🤖 AI Summary
This study addresses the challenge of identifying and measuring erasure harms—a form of representational harm in natural language processing (NLP) systems—that remains poorly understood due to the absence of a clear, unified conceptual framework. To tackle this issue, the paper develops a structured and operational definition of erasure harms through conceptual analysis and ethical reasoning, delineating its core components and criteria for judgment. The proposed framework overcomes limitations of existing definitions, which are either overly broad or confined to specific contexts, thereby offering a robust theoretical foundation and practical guidance for systematically recognizing, evaluating, and mitigating erasure harms across diverse NLP applications.
📝 Abstract
The deployment of NLP systems has raised concerns about harms they might produce, including representational harms. Recent literature has begun to conceptualize and measure one such harm, the harm of erasure. Nevertheless, the field lacks a clear and cohesive conceptual foundation for identifying and measuring erasure.

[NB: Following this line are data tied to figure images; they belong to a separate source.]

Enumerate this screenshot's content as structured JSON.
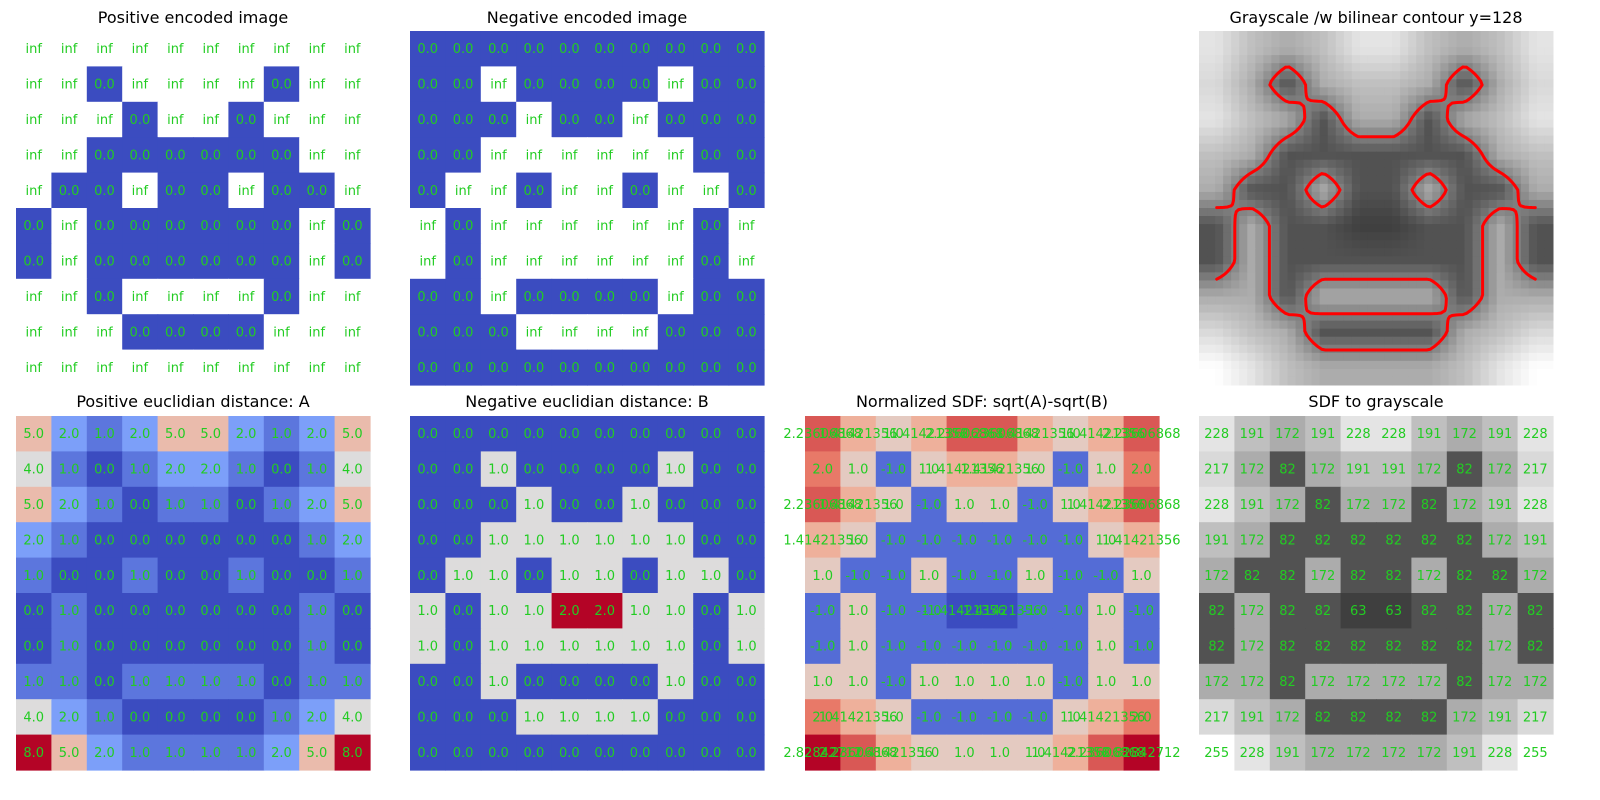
{
  "chart_data": [
    {
      "type": "heatmap",
      "title": "Positive encoded image",
      "colormap": "coolwarm",
      "text_color": "#22cc22",
      "cells": [
        [
          "inf",
          "inf",
          "inf",
          "inf",
          "inf",
          "inf",
          "inf",
          "inf",
          "inf",
          "inf"
        ],
        [
          "inf",
          "inf",
          "0.0",
          "inf",
          "inf",
          "inf",
          "inf",
          "0.0",
          "inf",
          "inf"
        ],
        [
          "inf",
          "inf",
          "inf",
          "0.0",
          "inf",
          "inf",
          "0.0",
          "inf",
          "inf",
          "inf"
        ],
        [
          "inf",
          "inf",
          "0.0",
          "0.0",
          "0.0",
          "0.0",
          "0.0",
          "0.0",
          "inf",
          "inf"
        ],
        [
          "inf",
          "0.0",
          "0.0",
          "inf",
          "0.0",
          "0.0",
          "inf",
          "0.0",
          "0.0",
          "inf"
        ],
        [
          "0.0",
          "inf",
          "0.0",
          "0.0",
          "0.0",
          "0.0",
          "0.0",
          "0.0",
          "inf",
          "0.0"
        ],
        [
          "0.0",
          "inf",
          "0.0",
          "0.0",
          "0.0",
          "0.0",
          "0.0",
          "0.0",
          "inf",
          "0.0"
        ],
        [
          "inf",
          "inf",
          "0.0",
          "inf",
          "inf",
          "inf",
          "inf",
          "0.0",
          "inf",
          "inf"
        ],
        [
          "inf",
          "inf",
          "inf",
          "0.0",
          "0.0",
          "0.0",
          "0.0",
          "inf",
          "inf",
          "inf"
        ],
        [
          "inf",
          "inf",
          "inf",
          "inf",
          "inf",
          "inf",
          "inf",
          "inf",
          "inf",
          "inf"
        ]
      ]
    },
    {
      "type": "heatmap",
      "title": "Negative encoded image",
      "colormap": "coolwarm",
      "text_color": "#22cc22",
      "cells": [
        [
          "0.0",
          "0.0",
          "0.0",
          "0.0",
          "0.0",
          "0.0",
          "0.0",
          "0.0",
          "0.0",
          "0.0"
        ],
        [
          "0.0",
          "0.0",
          "inf",
          "0.0",
          "0.0",
          "0.0",
          "0.0",
          "inf",
          "0.0",
          "0.0"
        ],
        [
          "0.0",
          "0.0",
          "0.0",
          "inf",
          "0.0",
          "0.0",
          "inf",
          "0.0",
          "0.0",
          "0.0"
        ],
        [
          "0.0",
          "0.0",
          "inf",
          "inf",
          "inf",
          "inf",
          "inf",
          "inf",
          "0.0",
          "0.0"
        ],
        [
          "0.0",
          "inf",
          "inf",
          "0.0",
          "inf",
          "inf",
          "0.0",
          "inf",
          "inf",
          "0.0"
        ],
        [
          "inf",
          "0.0",
          "inf",
          "inf",
          "inf",
          "inf",
          "inf",
          "inf",
          "0.0",
          "inf"
        ],
        [
          "inf",
          "0.0",
          "inf",
          "inf",
          "inf",
          "inf",
          "inf",
          "inf",
          "0.0",
          "inf"
        ],
        [
          "0.0",
          "0.0",
          "inf",
          "0.0",
          "0.0",
          "0.0",
          "0.0",
          "inf",
          "0.0",
          "0.0"
        ],
        [
          "0.0",
          "0.0",
          "0.0",
          "inf",
          "inf",
          "inf",
          "inf",
          "0.0",
          "0.0",
          "0.0"
        ],
        [
          "0.0",
          "0.0",
          "0.0",
          "0.0",
          "0.0",
          "0.0",
          "0.0",
          "0.0",
          "0.0",
          "0.0"
        ]
      ]
    },
    {
      "type": "image",
      "title": "Grayscale /w bilinear contour y=128",
      "colormap": "gray",
      "contour_level": 128,
      "contour_color": "#ff0000",
      "grid": [
        [
          228,
          191,
          172,
          191,
          228,
          228,
          191,
          172,
          191,
          228
        ],
        [
          217,
          172,
          82,
          172,
          191,
          191,
          172,
          82,
          172,
          217
        ],
        [
          228,
          191,
          172,
          82,
          172,
          172,
          82,
          172,
          191,
          228
        ],
        [
          191,
          172,
          82,
          82,
          82,
          82,
          82,
          82,
          172,
          191
        ],
        [
          172,
          82,
          82,
          172,
          82,
          82,
          172,
          82,
          82,
          172
        ],
        [
          82,
          172,
          82,
          82,
          63,
          63,
          82,
          82,
          172,
          82
        ],
        [
          82,
          172,
          82,
          82,
          82,
          82,
          82,
          82,
          172,
          82
        ],
        [
          172,
          172,
          82,
          172,
          172,
          172,
          172,
          82,
          172,
          172
        ],
        [
          217,
          191,
          172,
          82,
          82,
          82,
          82,
          172,
          191,
          217
        ],
        [
          255,
          228,
          191,
          172,
          172,
          172,
          172,
          191,
          228,
          255
        ]
      ]
    },
    {
      "type": "heatmap",
      "title": "Positive euclidian distance: A",
      "colormap": "coolwarm",
      "text_color": "#22cc22",
      "cells": [
        [
          "5.0",
          "2.0",
          "1.0",
          "2.0",
          "5.0",
          "5.0",
          "2.0",
          "1.0",
          "2.0",
          "5.0"
        ],
        [
          "4.0",
          "1.0",
          "0.0",
          "1.0",
          "2.0",
          "2.0",
          "1.0",
          "0.0",
          "1.0",
          "4.0"
        ],
        [
          "5.0",
          "2.0",
          "1.0",
          "0.0",
          "1.0",
          "1.0",
          "0.0",
          "1.0",
          "2.0",
          "5.0"
        ],
        [
          "2.0",
          "1.0",
          "0.0",
          "0.0",
          "0.0",
          "0.0",
          "0.0",
          "0.0",
          "1.0",
          "2.0"
        ],
        [
          "1.0",
          "0.0",
          "0.0",
          "1.0",
          "0.0",
          "0.0",
          "1.0",
          "0.0",
          "0.0",
          "1.0"
        ],
        [
          "0.0",
          "1.0",
          "0.0",
          "0.0",
          "0.0",
          "0.0",
          "0.0",
          "0.0",
          "1.0",
          "0.0"
        ],
        [
          "0.0",
          "1.0",
          "0.0",
          "0.0",
          "0.0",
          "0.0",
          "0.0",
          "0.0",
          "1.0",
          "0.0"
        ],
        [
          "1.0",
          "1.0",
          "0.0",
          "1.0",
          "1.0",
          "1.0",
          "1.0",
          "0.0",
          "1.0",
          "1.0"
        ],
        [
          "4.0",
          "2.0",
          "1.0",
          "0.0",
          "0.0",
          "0.0",
          "0.0",
          "1.0",
          "2.0",
          "4.0"
        ],
        [
          "8.0",
          "5.0",
          "2.0",
          "1.0",
          "1.0",
          "1.0",
          "1.0",
          "2.0",
          "5.0",
          "8.0"
        ]
      ]
    },
    {
      "type": "heatmap",
      "title": "Negative euclidian distance: B",
      "colormap": "coolwarm",
      "text_color": "#22cc22",
      "cells": [
        [
          "0.0",
          "0.0",
          "0.0",
          "0.0",
          "0.0",
          "0.0",
          "0.0",
          "0.0",
          "0.0",
          "0.0"
        ],
        [
          "0.0",
          "0.0",
          "1.0",
          "0.0",
          "0.0",
          "0.0",
          "0.0",
          "1.0",
          "0.0",
          "0.0"
        ],
        [
          "0.0",
          "0.0",
          "0.0",
          "1.0",
          "0.0",
          "0.0",
          "1.0",
          "0.0",
          "0.0",
          "0.0"
        ],
        [
          "0.0",
          "0.0",
          "1.0",
          "1.0",
          "1.0",
          "1.0",
          "1.0",
          "1.0",
          "0.0",
          "0.0"
        ],
        [
          "0.0",
          "1.0",
          "1.0",
          "0.0",
          "1.0",
          "1.0",
          "0.0",
          "1.0",
          "1.0",
          "0.0"
        ],
        [
          "1.0",
          "0.0",
          "1.0",
          "1.0",
          "2.0",
          "2.0",
          "1.0",
          "1.0",
          "0.0",
          "1.0"
        ],
        [
          "1.0",
          "0.0",
          "1.0",
          "1.0",
          "1.0",
          "1.0",
          "1.0",
          "1.0",
          "0.0",
          "1.0"
        ],
        [
          "0.0",
          "0.0",
          "1.0",
          "0.0",
          "0.0",
          "0.0",
          "0.0",
          "1.0",
          "0.0",
          "0.0"
        ],
        [
          "0.0",
          "0.0",
          "0.0",
          "1.0",
          "1.0",
          "1.0",
          "1.0",
          "0.0",
          "0.0",
          "0.0"
        ],
        [
          "0.0",
          "0.0",
          "0.0",
          "0.0",
          "0.0",
          "0.0",
          "0.0",
          "0.0",
          "0.0",
          "0.0"
        ]
      ]
    },
    {
      "type": "heatmap",
      "title": "Normalized SDF: sqrt(A)-sqrt(B)",
      "colormap": "coolwarm",
      "text_color": "#22cc22",
      "cells": [
        [
          "2.23606868",
          "1.41421356",
          "1.0",
          "1.41421356",
          "2.23606868",
          "2.23606868",
          "1.41421356",
          "1.0",
          "1.41421356",
          "2.23606868"
        ],
        [
          "2.0",
          "1.0",
          "-1.0",
          "1.0",
          "1.41421356",
          "1.41421356",
          "1.0",
          "-1.0",
          "1.0",
          "2.0"
        ],
        [
          "2.23606868",
          "1.41421356",
          "1.0",
          "-1.0",
          "1.0",
          "1.0",
          "-1.0",
          "1.0",
          "1.41421356",
          "2.23606868"
        ],
        [
          "1.41421356",
          "1.0",
          "-1.0",
          "-1.0",
          "-1.0",
          "-1.0",
          "-1.0",
          "-1.0",
          "1.0",
          "1.41421356"
        ],
        [
          "1.0",
          "-1.0",
          "-1.0",
          "1.0",
          "-1.0",
          "-1.0",
          "1.0",
          "-1.0",
          "-1.0",
          "1.0"
        ],
        [
          "-1.0",
          "1.0",
          "-1.0",
          "-1.0",
          "-1.41421356",
          "-1.41421356",
          "-1.0",
          "-1.0",
          "1.0",
          "-1.0"
        ],
        [
          "-1.0",
          "1.0",
          "-1.0",
          "-1.0",
          "-1.0",
          "-1.0",
          "-1.0",
          "-1.0",
          "1.0",
          "-1.0"
        ],
        [
          "1.0",
          "1.0",
          "-1.0",
          "1.0",
          "1.0",
          "1.0",
          "1.0",
          "-1.0",
          "1.0",
          "1.0"
        ],
        [
          "2.0",
          "1.41421356",
          "1.0",
          "-1.0",
          "-1.0",
          "-1.0",
          "-1.0",
          "1.0",
          "1.41421356",
          "2.0"
        ],
        [
          "2.82842712",
          "2.23606868",
          "1.41421356",
          "1.0",
          "1.0",
          "1.0",
          "1.0",
          "1.41421356",
          "2.23606868",
          "2.82842712"
        ]
      ]
    },
    {
      "type": "heatmap",
      "title": "SDF to grayscale",
      "colormap": "gray",
      "text_color": "#22cc22",
      "cells": [
        [
          "228",
          "191",
          "172",
          "191",
          "228",
          "228",
          "191",
          "172",
          "191",
          "228"
        ],
        [
          "217",
          "172",
          "82",
          "172",
          "191",
          "191",
          "172",
          "82",
          "172",
          "217"
        ],
        [
          "228",
          "191",
          "172",
          "82",
          "172",
          "172",
          "82",
          "172",
          "191",
          "228"
        ],
        [
          "191",
          "172",
          "82",
          "82",
          "82",
          "82",
          "82",
          "82",
          "172",
          "191"
        ],
        [
          "172",
          "82",
          "82",
          "172",
          "82",
          "82",
          "172",
          "82",
          "82",
          "172"
        ],
        [
          "82",
          "172",
          "82",
          "82",
          "63",
          "63",
          "82",
          "82",
          "172",
          "82"
        ],
        [
          "82",
          "172",
          "82",
          "82",
          "82",
          "82",
          "82",
          "82",
          "172",
          "82"
        ],
        [
          "172",
          "172",
          "82",
          "172",
          "172",
          "172",
          "172",
          "82",
          "172",
          "172"
        ],
        [
          "217",
          "191",
          "172",
          "82",
          "82",
          "82",
          "82",
          "172",
          "191",
          "217"
        ],
        [
          "255",
          "228",
          "191",
          "172",
          "172",
          "172",
          "172",
          "191",
          "228",
          "255"
        ]
      ]
    }
  ]
}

Existing conceptualizations of erasure are often broad -- making it difficult to identify what is needed to establish and measure erasure -- or else specific to particular settings -- facilitating measurement for those settings but potentially challenging to adapt to other settings. To address this gap, we develop and propose a structured definition of erasure that clarifies what components are necessary for establishing whether erasure has occurred, which practitioners need to explicitly articulate and operationalize in order to measure erasure.